Data-driven model reduction for stochastic Burgers equations

TL;DR

This paper develops efficient data-driven closure models for 1D stochastic Burgers equations using statistical learning, enabling significant space-time reduction while accurately capturing key statistical properties.

Contribution

It introduces nonlinear autoregression models trained from data to effectively reduce the stochastic Burgers equations in space and time.

Findings

NAR models accurately reproduce energy spectra and invariant densities.

Space reduction is unlimited with NAR models using two Fourier modes.

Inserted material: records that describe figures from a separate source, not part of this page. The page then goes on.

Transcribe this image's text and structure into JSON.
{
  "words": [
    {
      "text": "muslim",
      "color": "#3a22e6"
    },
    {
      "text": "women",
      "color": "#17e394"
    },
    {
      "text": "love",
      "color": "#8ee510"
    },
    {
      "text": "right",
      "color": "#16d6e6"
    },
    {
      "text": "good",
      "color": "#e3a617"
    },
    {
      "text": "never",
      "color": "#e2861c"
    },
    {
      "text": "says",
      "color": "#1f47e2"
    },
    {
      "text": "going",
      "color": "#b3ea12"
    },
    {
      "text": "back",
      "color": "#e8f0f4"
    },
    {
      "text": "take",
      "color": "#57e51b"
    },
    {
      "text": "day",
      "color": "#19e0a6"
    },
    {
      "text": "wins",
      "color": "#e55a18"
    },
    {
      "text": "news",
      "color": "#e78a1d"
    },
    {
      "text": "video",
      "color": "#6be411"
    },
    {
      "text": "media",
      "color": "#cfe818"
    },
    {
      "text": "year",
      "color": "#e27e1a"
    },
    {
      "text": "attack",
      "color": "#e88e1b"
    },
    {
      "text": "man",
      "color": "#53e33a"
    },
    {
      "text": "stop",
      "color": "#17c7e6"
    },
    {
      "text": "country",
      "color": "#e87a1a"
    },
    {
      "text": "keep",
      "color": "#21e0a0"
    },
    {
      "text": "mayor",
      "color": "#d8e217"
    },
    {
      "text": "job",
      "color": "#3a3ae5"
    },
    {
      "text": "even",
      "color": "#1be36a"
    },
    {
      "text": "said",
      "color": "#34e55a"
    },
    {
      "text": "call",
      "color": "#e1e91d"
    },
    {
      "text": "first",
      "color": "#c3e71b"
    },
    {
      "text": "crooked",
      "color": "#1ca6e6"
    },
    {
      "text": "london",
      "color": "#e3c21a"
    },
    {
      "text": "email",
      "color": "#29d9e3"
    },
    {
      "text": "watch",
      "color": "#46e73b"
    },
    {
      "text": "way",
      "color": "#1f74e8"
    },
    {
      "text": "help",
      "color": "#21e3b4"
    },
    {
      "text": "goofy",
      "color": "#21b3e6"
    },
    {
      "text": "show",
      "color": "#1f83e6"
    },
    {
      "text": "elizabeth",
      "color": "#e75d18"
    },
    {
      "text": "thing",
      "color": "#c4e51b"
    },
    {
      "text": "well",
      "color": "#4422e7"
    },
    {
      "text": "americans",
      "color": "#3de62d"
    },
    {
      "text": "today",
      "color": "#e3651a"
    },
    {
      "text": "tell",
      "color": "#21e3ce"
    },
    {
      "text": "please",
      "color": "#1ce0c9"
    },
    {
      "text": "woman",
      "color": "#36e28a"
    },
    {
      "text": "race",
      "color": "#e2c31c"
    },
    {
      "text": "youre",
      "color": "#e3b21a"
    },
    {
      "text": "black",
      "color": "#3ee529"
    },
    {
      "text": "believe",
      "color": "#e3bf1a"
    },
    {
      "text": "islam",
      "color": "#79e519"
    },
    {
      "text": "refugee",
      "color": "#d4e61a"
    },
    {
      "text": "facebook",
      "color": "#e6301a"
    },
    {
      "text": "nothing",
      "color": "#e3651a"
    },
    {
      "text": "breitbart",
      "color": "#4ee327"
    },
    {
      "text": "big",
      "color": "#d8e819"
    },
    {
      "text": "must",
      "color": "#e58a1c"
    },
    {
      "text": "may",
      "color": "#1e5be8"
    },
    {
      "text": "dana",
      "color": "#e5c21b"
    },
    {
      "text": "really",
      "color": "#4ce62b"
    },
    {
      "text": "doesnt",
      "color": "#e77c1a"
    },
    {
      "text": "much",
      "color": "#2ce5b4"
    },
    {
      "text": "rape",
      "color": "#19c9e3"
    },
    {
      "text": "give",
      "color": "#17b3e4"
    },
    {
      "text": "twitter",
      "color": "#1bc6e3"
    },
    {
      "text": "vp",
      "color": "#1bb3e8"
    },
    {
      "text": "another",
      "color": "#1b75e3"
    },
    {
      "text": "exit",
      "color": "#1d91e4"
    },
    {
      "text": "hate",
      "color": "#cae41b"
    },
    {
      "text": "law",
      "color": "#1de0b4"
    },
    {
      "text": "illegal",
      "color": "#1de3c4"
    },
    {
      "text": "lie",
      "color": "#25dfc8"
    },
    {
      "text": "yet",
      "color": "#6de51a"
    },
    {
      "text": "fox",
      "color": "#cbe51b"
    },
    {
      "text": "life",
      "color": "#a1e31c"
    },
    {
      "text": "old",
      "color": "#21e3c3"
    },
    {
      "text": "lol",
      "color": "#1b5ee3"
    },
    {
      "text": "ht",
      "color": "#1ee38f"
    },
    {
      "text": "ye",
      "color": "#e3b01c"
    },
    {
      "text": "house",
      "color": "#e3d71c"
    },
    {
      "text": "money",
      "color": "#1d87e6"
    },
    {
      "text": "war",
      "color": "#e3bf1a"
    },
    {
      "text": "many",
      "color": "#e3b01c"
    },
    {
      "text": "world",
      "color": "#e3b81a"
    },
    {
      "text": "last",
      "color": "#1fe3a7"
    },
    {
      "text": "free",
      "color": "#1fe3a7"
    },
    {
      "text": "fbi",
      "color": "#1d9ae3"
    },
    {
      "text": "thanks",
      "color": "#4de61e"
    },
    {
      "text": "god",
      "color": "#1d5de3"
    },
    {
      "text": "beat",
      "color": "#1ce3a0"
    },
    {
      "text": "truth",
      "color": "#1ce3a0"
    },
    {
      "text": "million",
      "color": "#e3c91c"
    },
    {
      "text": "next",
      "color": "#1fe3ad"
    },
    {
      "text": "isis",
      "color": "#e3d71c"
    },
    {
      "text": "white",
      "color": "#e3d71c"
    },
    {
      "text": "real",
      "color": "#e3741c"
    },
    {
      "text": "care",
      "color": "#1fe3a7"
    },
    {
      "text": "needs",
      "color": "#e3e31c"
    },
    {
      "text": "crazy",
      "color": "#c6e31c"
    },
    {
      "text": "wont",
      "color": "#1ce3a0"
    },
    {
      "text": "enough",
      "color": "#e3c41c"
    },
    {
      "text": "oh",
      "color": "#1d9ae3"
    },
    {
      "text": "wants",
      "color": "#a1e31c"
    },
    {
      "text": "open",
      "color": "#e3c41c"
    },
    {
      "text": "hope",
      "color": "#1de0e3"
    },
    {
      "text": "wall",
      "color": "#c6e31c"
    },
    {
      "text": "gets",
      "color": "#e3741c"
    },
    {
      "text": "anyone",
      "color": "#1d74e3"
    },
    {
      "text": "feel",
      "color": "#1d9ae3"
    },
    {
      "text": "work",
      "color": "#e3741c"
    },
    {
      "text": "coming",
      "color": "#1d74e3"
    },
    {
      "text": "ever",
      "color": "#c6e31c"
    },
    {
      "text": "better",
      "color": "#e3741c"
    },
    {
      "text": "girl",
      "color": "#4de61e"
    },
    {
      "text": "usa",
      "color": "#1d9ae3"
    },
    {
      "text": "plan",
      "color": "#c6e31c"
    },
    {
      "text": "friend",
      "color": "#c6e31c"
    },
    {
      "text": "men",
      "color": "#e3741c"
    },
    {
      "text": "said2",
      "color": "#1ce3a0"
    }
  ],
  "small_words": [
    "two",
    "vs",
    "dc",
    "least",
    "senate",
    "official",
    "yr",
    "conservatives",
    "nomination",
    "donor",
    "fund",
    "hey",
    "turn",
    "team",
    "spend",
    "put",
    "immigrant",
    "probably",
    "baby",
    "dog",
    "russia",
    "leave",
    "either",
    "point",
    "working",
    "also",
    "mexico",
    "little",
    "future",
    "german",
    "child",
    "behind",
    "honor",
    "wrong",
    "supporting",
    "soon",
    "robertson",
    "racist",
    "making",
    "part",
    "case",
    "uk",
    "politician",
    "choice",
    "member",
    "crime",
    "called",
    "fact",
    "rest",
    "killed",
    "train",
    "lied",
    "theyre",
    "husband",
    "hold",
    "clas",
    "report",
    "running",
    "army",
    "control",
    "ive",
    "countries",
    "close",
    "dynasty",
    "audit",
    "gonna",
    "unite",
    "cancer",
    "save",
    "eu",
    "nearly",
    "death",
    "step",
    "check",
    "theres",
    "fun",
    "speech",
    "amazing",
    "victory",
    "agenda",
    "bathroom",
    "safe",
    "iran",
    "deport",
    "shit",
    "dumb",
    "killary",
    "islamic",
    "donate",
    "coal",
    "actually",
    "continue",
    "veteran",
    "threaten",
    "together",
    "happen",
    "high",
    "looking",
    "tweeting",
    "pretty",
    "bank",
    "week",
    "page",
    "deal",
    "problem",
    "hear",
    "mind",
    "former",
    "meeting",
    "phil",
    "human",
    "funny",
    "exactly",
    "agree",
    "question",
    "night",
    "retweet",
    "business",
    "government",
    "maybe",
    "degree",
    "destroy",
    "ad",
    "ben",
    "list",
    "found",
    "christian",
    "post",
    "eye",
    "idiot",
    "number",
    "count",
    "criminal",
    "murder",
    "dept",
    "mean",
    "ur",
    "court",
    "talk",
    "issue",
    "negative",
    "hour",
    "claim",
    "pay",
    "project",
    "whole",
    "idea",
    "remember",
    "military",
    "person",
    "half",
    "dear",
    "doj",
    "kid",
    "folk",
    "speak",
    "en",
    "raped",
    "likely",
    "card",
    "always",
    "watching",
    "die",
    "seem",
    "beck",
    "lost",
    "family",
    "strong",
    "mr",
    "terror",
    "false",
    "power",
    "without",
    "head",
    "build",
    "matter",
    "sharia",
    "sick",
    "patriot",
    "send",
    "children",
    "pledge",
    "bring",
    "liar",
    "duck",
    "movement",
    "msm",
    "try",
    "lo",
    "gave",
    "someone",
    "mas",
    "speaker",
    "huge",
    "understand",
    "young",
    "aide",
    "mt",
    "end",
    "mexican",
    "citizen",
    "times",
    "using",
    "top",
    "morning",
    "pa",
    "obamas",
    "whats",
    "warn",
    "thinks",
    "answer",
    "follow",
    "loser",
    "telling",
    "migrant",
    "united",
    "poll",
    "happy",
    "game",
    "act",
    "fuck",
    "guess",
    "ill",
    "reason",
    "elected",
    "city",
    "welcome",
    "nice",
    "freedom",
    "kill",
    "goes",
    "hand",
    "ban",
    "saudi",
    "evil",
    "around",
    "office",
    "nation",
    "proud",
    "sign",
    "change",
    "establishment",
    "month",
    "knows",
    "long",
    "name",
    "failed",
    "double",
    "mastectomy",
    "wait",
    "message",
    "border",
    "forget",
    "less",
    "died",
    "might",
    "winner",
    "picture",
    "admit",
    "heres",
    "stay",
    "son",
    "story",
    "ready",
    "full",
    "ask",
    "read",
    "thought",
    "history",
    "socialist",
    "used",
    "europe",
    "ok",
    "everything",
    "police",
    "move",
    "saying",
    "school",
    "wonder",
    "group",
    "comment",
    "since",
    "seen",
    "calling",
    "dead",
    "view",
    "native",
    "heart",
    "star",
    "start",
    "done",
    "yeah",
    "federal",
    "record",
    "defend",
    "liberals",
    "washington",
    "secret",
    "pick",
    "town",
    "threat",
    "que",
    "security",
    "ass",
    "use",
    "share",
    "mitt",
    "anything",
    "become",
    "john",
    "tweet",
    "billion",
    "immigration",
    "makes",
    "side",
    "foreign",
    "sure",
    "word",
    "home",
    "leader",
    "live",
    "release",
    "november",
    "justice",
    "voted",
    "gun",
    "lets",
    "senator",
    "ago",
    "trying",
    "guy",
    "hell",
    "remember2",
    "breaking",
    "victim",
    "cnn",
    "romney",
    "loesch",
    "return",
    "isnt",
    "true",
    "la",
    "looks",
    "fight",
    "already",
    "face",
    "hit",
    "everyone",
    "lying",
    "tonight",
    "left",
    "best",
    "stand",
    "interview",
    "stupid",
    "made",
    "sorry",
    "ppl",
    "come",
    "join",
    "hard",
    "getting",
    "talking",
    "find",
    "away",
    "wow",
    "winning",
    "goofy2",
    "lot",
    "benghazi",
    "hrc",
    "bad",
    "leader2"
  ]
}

Time reduction is limited by stability, with a criterion for optimal reduction.

Abstract

We present a class of efficient parametric closure models for 1D stochastic Burgers equations. Casting it as statistical learning of the flow map, we derive the parametric form by representing the unresolved high wavenumber Fourier modes as functionals of the resolved variables' trajectory. The reduced models are nonlinear autoregression (NAR) time series models, with coefficients estimated from data by least squares. The NAR models can accurately reproduce the energy spectrum, the invariant densities, and the autocorrelations. Taking advantage of the simplicity of the NAR models, we investigate maximal and optimal space-time reduction. Reduction in space dimension is unlimited, and NAR models with two Fourier modes can perform well. The NAR model's stability limits time reduction, with a maximal time step smaller than that of the K-mode Galerkin system. We report a potential criterion for optimal space-time reduction: the NAR models achieve minimal relative error in the energy spectrum at the time step where the K-mode Galerkin system's mean CFL number agrees with the full model's.